Он исчез, я огляделась вокруг и ясно различила все ту же тихую, унылую палату. И вот тут-то мне сделалось по-настоящему страшно. Что же это со мной творится? Откуда это берется?
Пытаясь преодолеть наваждение, я встала и вышла в коридор. Медсестры сидели за длинной стойкой, одна разговаривала по телефону, две другие заносили какие-то данные в личные карточки пациентов. Я решила поговорить с ними, услышать нормальные человеческие голоса, задать какой-нибудь вопрос, но не успела – мое сознание опять сместилось куда-то в сторону.
– Чему вы удивляетесь? – сказал Пятиведерников, отхлебывая пиво из вместительной кружки. – Самый распространенный тип подсоветского интеллигента – ракушка-прилипала: оглянется по сторонам и найдет, к чему прилипнуть! Хоть к Пушкину, хоть к Бердяеву, хоть к Киплингу.
Это кто же тут рассуждает – про ракушку-прилипалу? – подумала я. Пятиведерников? Ну и ну!
– Да, прилипнет, натянет на свою мерзкую рожу маску какого-нибудь умника, пророка, гения, встанет на котурны, будет изображать наставника и педагога! Страдателя за гибнущее общество. Полезные советы давать – неразумным меньшим братьям… По жизни и по литературе.
Но я уже была начеку и не собиралась позволить этому потоку завладеть собой окончательно. Я встряхнулась и избавилась от самозванца – совершенно не похожего на себя Пятиведерникова.
К сожалению, ненадолго.
– А вам не приходилось… – прошипел он угрожающе и двинулся на меня столь решительно, словно собирался вдавить в стерильную больничную стену.
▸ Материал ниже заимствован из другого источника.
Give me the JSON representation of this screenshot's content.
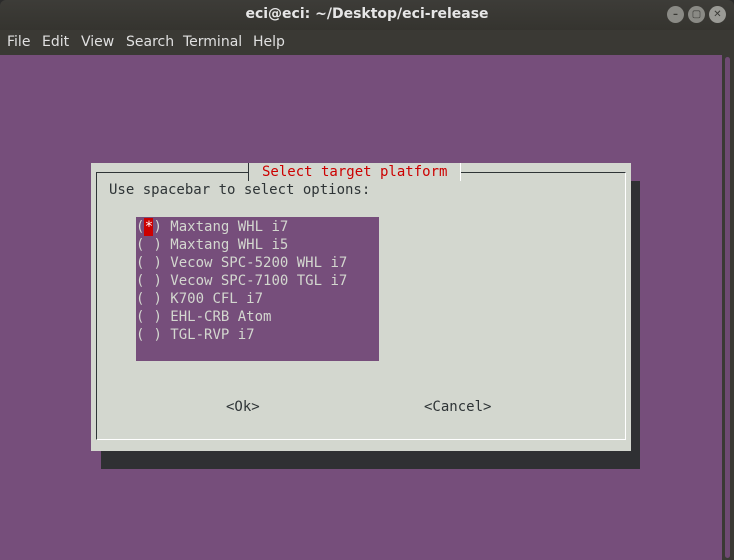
{
  "window": {
    "title": "eci@eci: ~/Desktop/eci-release"
  },
  "menu": [
    "File",
    "Edit",
    "View",
    "Search",
    "Terminal",
    "Help"
  ],
  "dialog": {
    "title": "Select target platform",
    "prompt": "Use spacebar to select options:",
    "options": [
      {
        "label": "Maxtang WHL i7",
        "selected": true
      },
      {
        "label": "Maxtang WHL i5",
        "selected": false
      },
      {
        "label": "Vecow SPC-5200 WHL i7",
        "selected": false
      },
      {
        "label": "Vecow SPC-7100 TGL i7",
        "selected": false
      },
      {
        "label": "K700 CFL i7",
        "selected": false
      },
      {
        "label": "EHL-CRB Atom",
        "selected": false
      },
      {
        "label": "TGL-RVP i7",
        "selected": false
      }
    ],
    "ok_label": "<Ok>",
    "cancel_label": "<Cancel>"
  },
  "colors": {
    "terminal_bg": "#764e7b",
    "dialog_bg": "#d3d7cf",
    "title_red": "#cc0000"
  }
}
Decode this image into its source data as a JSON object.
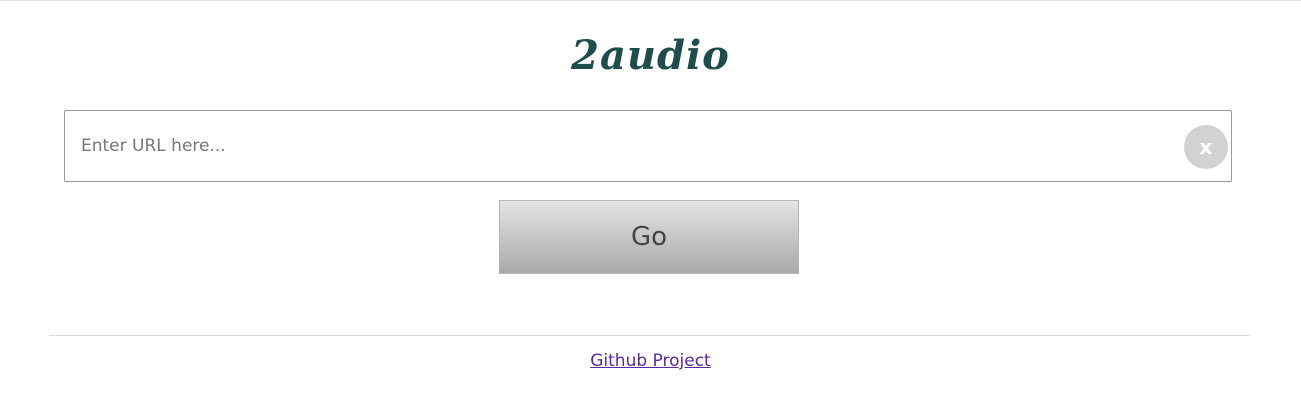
{
  "app": {
    "logo_text": "2audio"
  },
  "url_form": {
    "placeholder": "Enter URL here...",
    "value": "",
    "clear_label": "x",
    "submit_label": "Go"
  },
  "footer": {
    "link_text": "Github Project"
  },
  "colors": {
    "logo": "#1f4d4c",
    "link": "#5b2b9b",
    "clear_button": "#d2d2d2"
  },
  "icons": {
    "clear": "close-icon"
  }
}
Наши лица сблизились настолько, что я различила в глазах у него, на радужной оболочке, крупные белесые пятна. – Не приходилось… хоть разочек… быть, например, вбитой в карцер – метр на метр? – Кружка плясала у него в руке, пиво выплескивалось на пол и на несвежую рубашку. – Четверо суток – без воздуха, без света – не случалось?!.
– Не случалось, – призналась я честно, пытаясь ускользнуть как-нибудь в сторону, под спасительное крыло медсестричек, и не стала уточнять, что кроется за выражением “быть вбитой” и где именно находился упомянутый карцер. – Сочувствую.
В самом деле душа моя подлинно скорбела о его страдании.
Девушка, пришедшая вручить нам то ли счет, то ли выписку из истории болезни, заметила пивную лужицу на стойке, отошла и вернулась с тряпкой. Мы оба умолкли и терпеливо наблюдали, как она неспешно и деловито водит голубенькой тряпкой по серенькому мрамору.
Оторвав наконец взгляд от влажной плоскости и от кружащей по ней тряпки, я увидела, как Пятиведерников бледнеет, синеет, как спазма сжимает его горло и не позволяет втянуть в легкие воздух.
Выяснилось, однако, что это не Пятиведерников, это Мартину плохо – это он хрипит, задыхается, приборы бьют тревогу. Я бросилась к дверям – призвать сестру, врачей.
Фру Брандберг тоже неожиданно вынырнула из своего транса, захлопнула рот, распрямилась и стала с участием наблюдать за действиями врачей. Не желая более рисковать, те постановили подключить искусственное дыхание.